‘Immigration is a privilege, not a right,’ Trump tells Merkel in first meeting
US President Donald Trump and German Chancellor Angela Merkel have met for the first time in Trump’s time in office, discussing many issues on which the two have disagreed in the past, including immigration, defense spending and free trade.
“Our two nations share much in common, including a desire for security, prosperity and peace,” Trump said. He praised Germany’s training of an industrial workforce, including “harnessing the full potential of women,” as an example the US can look to as it seeks to rebuild its industrial base.
On NATO, which Trump has heavily criticized because he feels that other members “don’t pay their fair share,” the president extended an olive branch, but repeated his demands for other countries to step up.
“I reiterated to Chancellor Merkel my strong support for NATO as well as need for our NATO allies to pay their fair share for the cost of defense,” Trump said. “Many nations owe vast sums of money from the past years, and it’s very unfair to the US.”

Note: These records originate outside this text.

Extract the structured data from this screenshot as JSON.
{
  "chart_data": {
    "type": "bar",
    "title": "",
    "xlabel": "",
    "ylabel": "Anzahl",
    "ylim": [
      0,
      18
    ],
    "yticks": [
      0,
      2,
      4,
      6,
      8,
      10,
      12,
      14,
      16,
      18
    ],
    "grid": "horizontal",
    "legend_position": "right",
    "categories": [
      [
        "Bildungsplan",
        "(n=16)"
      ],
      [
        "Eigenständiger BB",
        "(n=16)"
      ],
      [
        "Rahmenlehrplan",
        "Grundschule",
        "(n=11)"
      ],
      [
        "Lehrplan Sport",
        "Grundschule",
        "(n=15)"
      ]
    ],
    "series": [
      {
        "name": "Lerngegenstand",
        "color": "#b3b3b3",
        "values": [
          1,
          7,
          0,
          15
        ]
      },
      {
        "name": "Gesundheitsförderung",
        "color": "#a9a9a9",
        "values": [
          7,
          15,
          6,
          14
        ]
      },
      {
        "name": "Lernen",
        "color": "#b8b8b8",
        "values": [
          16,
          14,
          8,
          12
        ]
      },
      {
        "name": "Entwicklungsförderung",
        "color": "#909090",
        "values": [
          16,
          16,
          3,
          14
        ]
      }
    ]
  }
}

He also thanked Merkel for her commitment to increasing defense spending, as well as for her leadership in supporting NATO in Afghanistan, at the cost of the lives of more than 50 German soldiers, and as member of anti-ISIS coalition.
“I thanked her for leadership, along with the French president, in resolving the conflict in Ukraine, where we ideally seek a peaceful solution,” Trump said.
Pivoting to immigration, a topic on which the two leaders have vastly different views, Trump said the focus must be on national security.
“Immigration is a privilege, not a right, and the safety of our citizens must always come first,” he said, adding that the US will respect historic institutions and the “right of free people to manage their own destiny.”
Our alliance is a “foundation of a very hopeful future,” he said.
Merkel reiterated the points of agreement with Trump, including saying that Germany also needs to increase military spending as the country continues to work in Afghanistan, Syria and Libya.
“We had a very good first exchange of views,” she said.
She praised Trump for the US commitment to the Minsk process on Ukraine. “There has to be a safe and secure solution for Ukraine, but relationship with Russia has to improve as well,” she added.
Merkel agreed with Trump that “trade has to be fairer, has to be a win-win situation,” adding that “globalization ought to be shaped in an open-minded way, but also in a fair way.” For his part, the US president stressed that he doesn’t “believe in isolationist policy,” but rather wants free trade as long as it is also fair to the US.
At the same time, Merkel called on the US to “come back to the table and continue [TTIP] talks,” referring to the Transatlantic Trade and Investment Partnership, which is among the free-trade deals that Trump wants to get away from in favor of bilateral agreements.
Merkel argued that the TTIP is, in fact, a bilateral deal because it is only between the US and the European Union. “A free trade agreement with the US has not always been popular in Germany either,” she added.
During the question-and-answer period, Trump discussed the GOP’s American Health Care Act to replace Obamacare. He promised that any Republican lawmakers who had previously opposed the bill for not being conservative enough had come around and would vote for the bill.
He also answered questions about his proposed budget, which calls for a $54 billion increase in defense spending, saying that the military “will be stronger than ever before, and hopefully we won’t have to use it.”
When asked if he regrets any of his tweets, Trump replied: “Very seldom,” adding that social media allows him to get around the news media when they don’t tell the truth about him. He also joked with Merkel, the target of NSA spying under the Obama administration, saying: “As far as wiretapping by the past administration, at least we have something in common, perhaps.”
Trump has repeatedly stood by his accusations that his predecessor wiretapped and otherwise surveilled Trump Tower in New York ahead of the 2016 presidential election. A bipartisan group of lawmakers investigating any wrongdoing by the Obama administration when it comes to spying on Trump have disputed these claims, saying there is no evidence.